Wagner chief Yevgeny Prigozhin said on Wednesday his forces captured all of Soledar and killed about 500 Ukrainian soldiers after heavy fighting, but the Kremlin was more cautious.

Donetsk governor Pavlo Kyrylenko told Ukrainian state TV that 559 civilians remained in Soledar, including 15 children, and could not be evacuated with the fighting going on.


Across Ukraine, front lines have hardly budged since Russia’s last major retreat in the south two months ago.

Kiev, which says it plans to kick out all Russian troops this year, hopes the arrival of heavy armor from its Western allies will allow it to resume its advance in the coming months.

Last week, the United States, Germany and France committed for the first time to supply armored fighting vehicles. This week, the focus has shifted to main battle tanks, a potentially dramatic shift in Ukraine’s capabilities.

Polish President Andrzej Duda, who received a hero’s welcome on the streets of the Ukrainian city of Lviv on Wednesday, broke a taboo by promising to deliver the first company of 14 German-made Leopard tanks, as part of what he described as an international coalition.
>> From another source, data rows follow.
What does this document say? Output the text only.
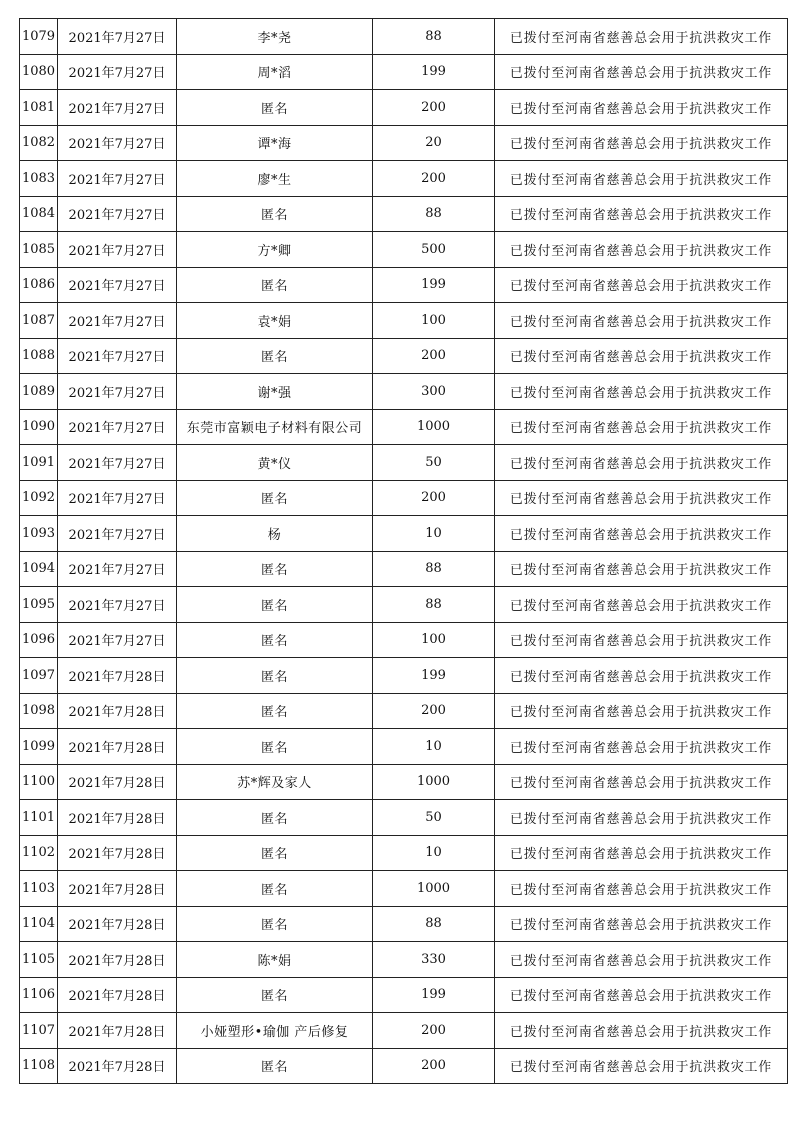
1079	2021年7月27日	李*尧	88	已拨付至河南省慈善总会用于抗洪救灾工作
1080	2021年7月27日	周*滔	199	已拨付至河南省慈善总会用于抗洪救灾工作
1081	2021年7月27日	匿名	200	已拨付至河南省慈善总会用于抗洪救灾工作
1082	2021年7月27日	谭*海	20	已拨付至河南省慈善总会用于抗洪救灾工作
1083	2021年7月27日	廖*生	200	已拨付至河南省慈善总会用于抗洪救灾工作
1084	2021年7月27日	匿名	88	已拨付至河南省慈善总会用于抗洪救灾工作
1085	2021年7月27日	方*卿	500	已拨付至河南省慈善总会用于抗洪救灾工作
1086	2021年7月27日	匿名	199	已拨付至河南省慈善总会用于抗洪救灾工作
1087	2021年7月27日	袁*娟	100	已拨付至河南省慈善总会用于抗洪救灾工作
1088	2021年7月27日	匿名	200	已拨付至河南省慈善总会用于抗洪救灾工作
1089	2021年7月27日	谢*强	300	已拨付至河南省慈善总会用于抗洪救灾工作
1090	2021年7月27日	东莞市富颖电子材料有限公司	1000	已拨付至河南省慈善总会用于抗洪救灾工作
1091	2021年7月27日	黄*仪	50	已拨付至河南省慈善总会用于抗洪救灾工作
1092	2021年7月27日	匿名	200	已拨付至河南省慈善总会用于抗洪救灾工作
1093	2021年7月27日	杨	10	已拨付至河南省慈善总会用于抗洪救灾工作
1094	2021年7月27日	匿名	88	已拨付至河南省慈善总会用于抗洪救灾工作
1095	2021年7月27日	匿名	88	已拨付至河南省慈善总会用于抗洪救灾工作
1096	2021年7月27日	匿名	100	已拨付至河南省慈善总会用于抗洪救灾工作
1097	2021年7月28日	匿名	199	已拨付至河南省慈善总会用于抗洪救灾工作
1098	2021年7月28日	匿名	200	已拨付至河南省慈善总会用于抗洪救灾工作
1099	2021年7月28日	匿名	10	已拨付至河南省慈善总会用于抗洪救灾工作
1100	2021年7月28日	苏*辉及家人	1000	已拨付至河南省慈善总会用于抗洪救灾工作
1101	2021年7月28日	匿名	50	已拨付至河南省慈善总会用于抗洪救灾工作
1102	2021年7月28日	匿名	10	已拨付至河南省慈善总会用于抗洪救灾工作
1103	2021年7月28日	匿名	1000	已拨付至河南省慈善总会用于抗洪救灾工作
1104	2021年7月28日	匿名	88	已拨付至河南省慈善总会用于抗洪救灾工作
1105	2021年7月28日	陈*娟	330	已拨付至河南省慈善总会用于抗洪救灾工作
1106	2021年7月28日	匿名	199	已拨付至河南省慈善总会用于抗洪救灾工作
1107	2021年7月28日	小娅塑形•瑜伽 产后修复	200	已拨付至河南省慈善总会用于抗洪救灾工作
1108	2021年7月28日	匿名	200	已拨付至河南省慈善总会用于抗洪救灾工作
However, that requires permission from Germany, which says arms deliveries must be coordinated and added Wednesday it was unaware of any requests from its allies to send Leopardi to Ukraine. Britain has said it is considering sending tanks.

Putin sent tens of thousands of troops to Ukraine on Feb. 24, saying Kiev’s close ties with the West threaten Russia’s security. Kiev and its allies are calling it an unprovoked war to seize territory.